The sequence begins with this intention:
"May this practice reconnect me to my body, ground me in the here and now, and gel me from my grief. I ask for clarity and for the strength to let go of any limited beliefs that keep me resistant to change and unavaliable to growth. Instead may I open my heart, see beyond reason, accept without condition, and love without hesitation. May this practice be blessed. "

Check out this awesome heart opening sequence here.

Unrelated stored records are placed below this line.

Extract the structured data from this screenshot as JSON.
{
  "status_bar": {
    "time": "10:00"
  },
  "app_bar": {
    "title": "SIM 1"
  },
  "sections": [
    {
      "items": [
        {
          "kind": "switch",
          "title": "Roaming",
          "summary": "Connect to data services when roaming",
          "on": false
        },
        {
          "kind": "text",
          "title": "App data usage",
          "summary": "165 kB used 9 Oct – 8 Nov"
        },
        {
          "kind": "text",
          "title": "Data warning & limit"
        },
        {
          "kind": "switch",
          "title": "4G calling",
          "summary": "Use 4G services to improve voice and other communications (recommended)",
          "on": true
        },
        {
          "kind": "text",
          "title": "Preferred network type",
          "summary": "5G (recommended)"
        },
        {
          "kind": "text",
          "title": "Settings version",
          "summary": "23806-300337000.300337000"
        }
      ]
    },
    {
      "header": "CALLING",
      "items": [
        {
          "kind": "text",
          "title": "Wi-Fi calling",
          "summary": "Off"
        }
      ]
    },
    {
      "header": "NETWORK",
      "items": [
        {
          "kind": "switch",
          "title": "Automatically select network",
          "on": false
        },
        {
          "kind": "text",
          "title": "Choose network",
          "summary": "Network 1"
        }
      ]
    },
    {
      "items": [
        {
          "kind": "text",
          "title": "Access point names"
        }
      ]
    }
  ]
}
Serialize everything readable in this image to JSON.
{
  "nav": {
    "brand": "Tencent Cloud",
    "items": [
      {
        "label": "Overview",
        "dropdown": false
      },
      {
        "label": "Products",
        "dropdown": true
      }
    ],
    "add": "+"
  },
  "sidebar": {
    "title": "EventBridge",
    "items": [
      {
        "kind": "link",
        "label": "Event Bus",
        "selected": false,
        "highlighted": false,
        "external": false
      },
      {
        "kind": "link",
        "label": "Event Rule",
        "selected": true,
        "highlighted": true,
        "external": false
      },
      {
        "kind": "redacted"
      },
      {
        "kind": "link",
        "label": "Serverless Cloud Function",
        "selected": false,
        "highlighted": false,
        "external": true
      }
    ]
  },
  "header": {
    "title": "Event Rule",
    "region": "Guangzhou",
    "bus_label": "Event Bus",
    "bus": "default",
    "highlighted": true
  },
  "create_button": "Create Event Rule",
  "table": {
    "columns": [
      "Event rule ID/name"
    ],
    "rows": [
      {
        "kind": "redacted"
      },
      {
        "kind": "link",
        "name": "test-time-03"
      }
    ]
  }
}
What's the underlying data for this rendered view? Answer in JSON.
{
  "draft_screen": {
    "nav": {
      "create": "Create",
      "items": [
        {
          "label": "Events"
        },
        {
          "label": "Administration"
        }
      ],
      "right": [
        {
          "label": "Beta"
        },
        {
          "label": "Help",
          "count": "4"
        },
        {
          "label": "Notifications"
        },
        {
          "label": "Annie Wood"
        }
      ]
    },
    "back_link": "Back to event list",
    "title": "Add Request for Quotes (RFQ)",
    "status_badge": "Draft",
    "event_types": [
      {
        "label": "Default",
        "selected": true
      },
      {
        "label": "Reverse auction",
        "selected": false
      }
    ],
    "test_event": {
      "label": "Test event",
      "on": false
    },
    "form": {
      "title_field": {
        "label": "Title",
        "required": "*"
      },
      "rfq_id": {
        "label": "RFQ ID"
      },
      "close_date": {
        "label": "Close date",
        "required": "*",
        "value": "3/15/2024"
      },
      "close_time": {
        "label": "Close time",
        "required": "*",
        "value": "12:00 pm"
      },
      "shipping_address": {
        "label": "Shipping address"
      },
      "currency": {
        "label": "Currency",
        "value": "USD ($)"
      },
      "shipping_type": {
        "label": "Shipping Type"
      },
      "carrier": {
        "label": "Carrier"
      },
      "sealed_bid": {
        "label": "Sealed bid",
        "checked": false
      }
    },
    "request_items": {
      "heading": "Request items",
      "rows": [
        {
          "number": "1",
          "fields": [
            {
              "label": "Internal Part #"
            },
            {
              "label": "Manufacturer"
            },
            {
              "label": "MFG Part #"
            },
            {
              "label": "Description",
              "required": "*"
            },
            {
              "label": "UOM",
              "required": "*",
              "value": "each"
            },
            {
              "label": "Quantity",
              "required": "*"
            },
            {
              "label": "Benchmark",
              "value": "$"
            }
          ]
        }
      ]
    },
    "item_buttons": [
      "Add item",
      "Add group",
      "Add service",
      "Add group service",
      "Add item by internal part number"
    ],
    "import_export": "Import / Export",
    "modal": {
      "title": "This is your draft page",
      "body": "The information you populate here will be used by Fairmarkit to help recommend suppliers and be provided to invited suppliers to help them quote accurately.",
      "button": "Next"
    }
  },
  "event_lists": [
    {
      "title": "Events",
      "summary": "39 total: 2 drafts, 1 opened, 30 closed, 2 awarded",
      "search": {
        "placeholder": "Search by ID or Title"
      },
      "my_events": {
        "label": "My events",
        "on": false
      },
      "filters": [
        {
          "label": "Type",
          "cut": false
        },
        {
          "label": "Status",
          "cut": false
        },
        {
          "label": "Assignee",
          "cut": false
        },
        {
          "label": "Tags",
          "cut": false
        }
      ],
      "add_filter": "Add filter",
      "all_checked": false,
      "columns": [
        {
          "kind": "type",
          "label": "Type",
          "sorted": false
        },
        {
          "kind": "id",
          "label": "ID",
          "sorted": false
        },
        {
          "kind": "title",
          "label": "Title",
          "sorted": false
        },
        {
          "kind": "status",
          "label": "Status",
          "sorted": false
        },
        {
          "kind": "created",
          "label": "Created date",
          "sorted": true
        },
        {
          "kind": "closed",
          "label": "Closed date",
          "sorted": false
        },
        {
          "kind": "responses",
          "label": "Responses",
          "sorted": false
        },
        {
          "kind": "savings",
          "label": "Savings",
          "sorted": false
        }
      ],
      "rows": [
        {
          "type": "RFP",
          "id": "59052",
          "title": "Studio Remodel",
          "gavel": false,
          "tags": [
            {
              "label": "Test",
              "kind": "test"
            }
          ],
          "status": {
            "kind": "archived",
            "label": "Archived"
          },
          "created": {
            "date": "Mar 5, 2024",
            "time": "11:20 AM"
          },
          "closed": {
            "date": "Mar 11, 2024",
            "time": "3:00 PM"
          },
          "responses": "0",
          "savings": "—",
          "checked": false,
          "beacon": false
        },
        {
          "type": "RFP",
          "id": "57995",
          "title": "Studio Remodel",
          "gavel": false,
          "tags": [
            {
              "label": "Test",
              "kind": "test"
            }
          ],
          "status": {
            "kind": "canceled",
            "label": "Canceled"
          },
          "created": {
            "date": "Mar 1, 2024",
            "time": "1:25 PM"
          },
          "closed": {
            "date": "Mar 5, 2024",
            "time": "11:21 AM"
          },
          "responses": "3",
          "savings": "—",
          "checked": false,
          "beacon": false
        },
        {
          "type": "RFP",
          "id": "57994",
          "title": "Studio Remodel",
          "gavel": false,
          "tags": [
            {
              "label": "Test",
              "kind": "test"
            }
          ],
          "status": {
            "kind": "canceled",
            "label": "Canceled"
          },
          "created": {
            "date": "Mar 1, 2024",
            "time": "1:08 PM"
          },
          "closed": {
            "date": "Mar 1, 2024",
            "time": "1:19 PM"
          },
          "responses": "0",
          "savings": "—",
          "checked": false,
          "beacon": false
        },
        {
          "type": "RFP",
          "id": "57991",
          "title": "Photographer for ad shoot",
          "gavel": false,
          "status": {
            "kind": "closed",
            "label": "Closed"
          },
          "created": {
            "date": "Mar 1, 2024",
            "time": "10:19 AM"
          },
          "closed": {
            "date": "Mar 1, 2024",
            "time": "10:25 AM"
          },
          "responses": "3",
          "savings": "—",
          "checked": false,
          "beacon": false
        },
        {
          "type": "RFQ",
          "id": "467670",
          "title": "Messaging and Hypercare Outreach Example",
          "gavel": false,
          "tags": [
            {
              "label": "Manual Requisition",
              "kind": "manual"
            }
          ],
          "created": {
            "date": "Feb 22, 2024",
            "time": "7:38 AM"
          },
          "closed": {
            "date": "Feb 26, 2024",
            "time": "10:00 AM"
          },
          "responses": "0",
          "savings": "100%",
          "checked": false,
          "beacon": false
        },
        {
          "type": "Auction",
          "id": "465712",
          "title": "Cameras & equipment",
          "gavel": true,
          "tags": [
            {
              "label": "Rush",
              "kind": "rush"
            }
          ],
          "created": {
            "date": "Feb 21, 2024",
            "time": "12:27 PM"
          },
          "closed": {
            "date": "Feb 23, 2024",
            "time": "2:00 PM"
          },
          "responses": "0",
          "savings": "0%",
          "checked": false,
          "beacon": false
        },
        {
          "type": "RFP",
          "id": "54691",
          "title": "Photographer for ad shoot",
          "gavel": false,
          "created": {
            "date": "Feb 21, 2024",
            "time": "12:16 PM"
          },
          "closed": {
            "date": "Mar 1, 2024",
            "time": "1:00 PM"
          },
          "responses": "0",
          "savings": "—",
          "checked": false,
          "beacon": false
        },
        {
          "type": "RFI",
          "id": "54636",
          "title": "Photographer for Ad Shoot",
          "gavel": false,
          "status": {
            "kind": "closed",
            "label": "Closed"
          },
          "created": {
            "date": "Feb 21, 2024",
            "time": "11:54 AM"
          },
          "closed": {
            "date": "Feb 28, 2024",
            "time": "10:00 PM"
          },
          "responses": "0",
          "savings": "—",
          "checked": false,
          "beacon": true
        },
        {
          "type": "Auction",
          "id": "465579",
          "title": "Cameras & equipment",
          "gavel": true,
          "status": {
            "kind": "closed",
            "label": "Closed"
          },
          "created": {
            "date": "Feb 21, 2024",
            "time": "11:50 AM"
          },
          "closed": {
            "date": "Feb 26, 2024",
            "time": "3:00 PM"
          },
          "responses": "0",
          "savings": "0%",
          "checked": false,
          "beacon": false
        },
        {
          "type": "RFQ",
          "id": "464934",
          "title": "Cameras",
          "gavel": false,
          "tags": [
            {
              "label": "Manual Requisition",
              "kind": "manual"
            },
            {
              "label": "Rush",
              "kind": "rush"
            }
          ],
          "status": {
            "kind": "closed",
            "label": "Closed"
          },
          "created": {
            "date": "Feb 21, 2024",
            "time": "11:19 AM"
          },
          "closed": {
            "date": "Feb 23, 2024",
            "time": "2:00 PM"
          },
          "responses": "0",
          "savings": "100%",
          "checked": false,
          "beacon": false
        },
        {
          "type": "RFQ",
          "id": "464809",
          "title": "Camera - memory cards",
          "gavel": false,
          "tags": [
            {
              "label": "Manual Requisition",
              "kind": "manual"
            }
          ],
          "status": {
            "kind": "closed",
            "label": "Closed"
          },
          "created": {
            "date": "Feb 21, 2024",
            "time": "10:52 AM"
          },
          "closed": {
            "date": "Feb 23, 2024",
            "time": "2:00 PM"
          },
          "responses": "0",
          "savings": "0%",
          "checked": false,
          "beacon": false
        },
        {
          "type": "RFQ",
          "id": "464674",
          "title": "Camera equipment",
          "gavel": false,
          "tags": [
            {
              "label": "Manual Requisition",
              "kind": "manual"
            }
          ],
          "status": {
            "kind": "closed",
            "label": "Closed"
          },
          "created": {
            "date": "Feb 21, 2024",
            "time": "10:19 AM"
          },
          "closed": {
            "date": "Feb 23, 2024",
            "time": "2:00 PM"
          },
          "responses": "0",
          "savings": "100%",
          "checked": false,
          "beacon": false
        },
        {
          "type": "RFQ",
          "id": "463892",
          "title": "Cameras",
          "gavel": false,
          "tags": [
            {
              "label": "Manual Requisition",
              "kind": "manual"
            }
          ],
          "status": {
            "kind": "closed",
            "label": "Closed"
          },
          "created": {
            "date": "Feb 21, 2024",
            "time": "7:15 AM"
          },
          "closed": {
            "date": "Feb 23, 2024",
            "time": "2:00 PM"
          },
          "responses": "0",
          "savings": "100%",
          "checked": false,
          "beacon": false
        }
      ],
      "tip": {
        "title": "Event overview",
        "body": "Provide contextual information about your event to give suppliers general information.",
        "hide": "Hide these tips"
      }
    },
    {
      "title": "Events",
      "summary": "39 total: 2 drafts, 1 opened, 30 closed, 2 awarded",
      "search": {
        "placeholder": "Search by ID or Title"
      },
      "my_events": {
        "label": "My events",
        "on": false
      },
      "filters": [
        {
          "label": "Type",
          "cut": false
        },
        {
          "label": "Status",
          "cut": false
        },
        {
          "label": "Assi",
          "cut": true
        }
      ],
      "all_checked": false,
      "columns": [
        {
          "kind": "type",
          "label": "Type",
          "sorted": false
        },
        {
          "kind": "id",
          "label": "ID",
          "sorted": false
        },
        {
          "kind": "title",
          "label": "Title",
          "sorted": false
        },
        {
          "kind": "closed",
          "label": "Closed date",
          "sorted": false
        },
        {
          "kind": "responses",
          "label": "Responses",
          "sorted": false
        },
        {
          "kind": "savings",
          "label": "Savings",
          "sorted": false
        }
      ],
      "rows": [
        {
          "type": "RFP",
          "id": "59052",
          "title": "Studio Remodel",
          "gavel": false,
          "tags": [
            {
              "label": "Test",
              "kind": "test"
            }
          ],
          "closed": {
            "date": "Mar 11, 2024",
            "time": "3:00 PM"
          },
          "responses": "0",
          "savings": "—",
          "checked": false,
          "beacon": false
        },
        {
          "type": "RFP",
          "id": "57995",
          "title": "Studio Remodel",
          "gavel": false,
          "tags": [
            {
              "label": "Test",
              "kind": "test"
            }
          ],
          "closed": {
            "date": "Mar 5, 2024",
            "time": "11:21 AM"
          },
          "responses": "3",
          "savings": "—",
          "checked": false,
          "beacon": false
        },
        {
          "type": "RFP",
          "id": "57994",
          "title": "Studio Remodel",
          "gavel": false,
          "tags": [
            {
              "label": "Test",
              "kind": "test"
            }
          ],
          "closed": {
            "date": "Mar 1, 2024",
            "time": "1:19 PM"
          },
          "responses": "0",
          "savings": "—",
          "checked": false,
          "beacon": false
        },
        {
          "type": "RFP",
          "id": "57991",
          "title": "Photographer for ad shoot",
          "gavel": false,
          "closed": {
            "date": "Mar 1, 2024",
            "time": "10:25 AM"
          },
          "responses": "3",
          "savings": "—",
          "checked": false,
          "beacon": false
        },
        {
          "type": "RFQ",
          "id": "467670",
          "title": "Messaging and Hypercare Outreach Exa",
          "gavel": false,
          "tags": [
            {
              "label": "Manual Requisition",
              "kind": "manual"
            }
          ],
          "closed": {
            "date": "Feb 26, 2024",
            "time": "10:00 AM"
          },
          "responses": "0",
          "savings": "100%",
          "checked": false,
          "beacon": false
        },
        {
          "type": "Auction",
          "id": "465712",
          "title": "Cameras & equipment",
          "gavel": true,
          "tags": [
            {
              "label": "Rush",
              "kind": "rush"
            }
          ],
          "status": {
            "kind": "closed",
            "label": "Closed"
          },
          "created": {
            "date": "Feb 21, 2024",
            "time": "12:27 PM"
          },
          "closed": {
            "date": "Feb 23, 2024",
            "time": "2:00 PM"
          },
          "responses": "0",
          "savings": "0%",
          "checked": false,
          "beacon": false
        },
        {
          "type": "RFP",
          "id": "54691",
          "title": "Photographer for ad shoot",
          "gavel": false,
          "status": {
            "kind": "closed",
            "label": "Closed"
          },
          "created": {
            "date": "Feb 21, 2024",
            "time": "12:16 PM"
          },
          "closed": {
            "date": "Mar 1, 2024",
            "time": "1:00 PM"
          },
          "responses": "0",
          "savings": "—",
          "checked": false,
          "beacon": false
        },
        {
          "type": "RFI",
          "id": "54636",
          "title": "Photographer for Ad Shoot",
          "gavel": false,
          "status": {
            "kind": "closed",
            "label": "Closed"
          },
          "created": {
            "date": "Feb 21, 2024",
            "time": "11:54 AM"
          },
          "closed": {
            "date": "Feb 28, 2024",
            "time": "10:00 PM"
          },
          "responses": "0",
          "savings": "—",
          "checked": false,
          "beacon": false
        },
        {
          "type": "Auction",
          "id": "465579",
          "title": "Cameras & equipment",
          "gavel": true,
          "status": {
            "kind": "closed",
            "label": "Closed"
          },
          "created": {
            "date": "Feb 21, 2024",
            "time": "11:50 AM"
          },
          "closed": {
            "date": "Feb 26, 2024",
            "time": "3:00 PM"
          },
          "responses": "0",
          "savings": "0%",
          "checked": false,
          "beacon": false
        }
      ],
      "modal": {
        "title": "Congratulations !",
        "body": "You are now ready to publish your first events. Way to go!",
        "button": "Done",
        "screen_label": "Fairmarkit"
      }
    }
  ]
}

I went to my yoga studio yesterday for the first time in a while, it was quite special. One of the kindest hearts I know, Mitch, who runs the  Happy-U Namaste studio with his awesome wife Karson, greeted me with delight. It was one of the greatest hugs ever. They are without a doubt some of the most caring, kind people I have ever had the pleasure to know.  It felt so great just to walk in the down and kick off my shoes again. I told my teacher, Rachel, about my recent loss and explained that if I was a ball of tears at any point that I was ok and didn't need her to worry. She completely understood the situation, as well as reminded me to be easy with my self and to allow my self to go through the process slowly and not to worry if emotions arise as we work through a physical practice. Being in the capable hands of these people who care for me, with little motive of their own, made me feel like I was being cradled so to speak. Its nice to let go and let someone else take control for a little while. When we share a space to practice with others, we allow our selves to receive their energy was well as share our own with them, which can really enrich our practice.

I had a hard time, during my trip home,  finding time to practice. The best part of yoga though, is that you can mentally practice all the time simply by breathing. Pranayama (Or breathing exercise) is one of the pillars of yoga and without it our yoga practice is missing a huge piece of the puzzle. We need our breath...plain and simple we must breathe to live. Yet another awesome resource from YJ, a Pranayama guide for beginners. When I am feeling the most lost, I simply breathe and it feels a little easier to find my way. Rachel read a quote in class yesterday that she related to breathing in yoga.
"Only those who have the patience to do simple things perfectly ever acquire the skill to do difficult things easily." -James J. Corbett
Breathing is something we do automatically, naturally, all day long. It seems to be a simple task, yet if we do it carelessly, especially when doing yoga, it simply does not serve us in the way it should. I won't lie and say that I can breathe perfectly during a flow but I am consciously working on breathing with intention. It is a great tool that is all too often over looked in yoga.

Well my "fall into Yoga" has been going well so far, I am looking forward to continuing the journey throughout all of the seasons of my life.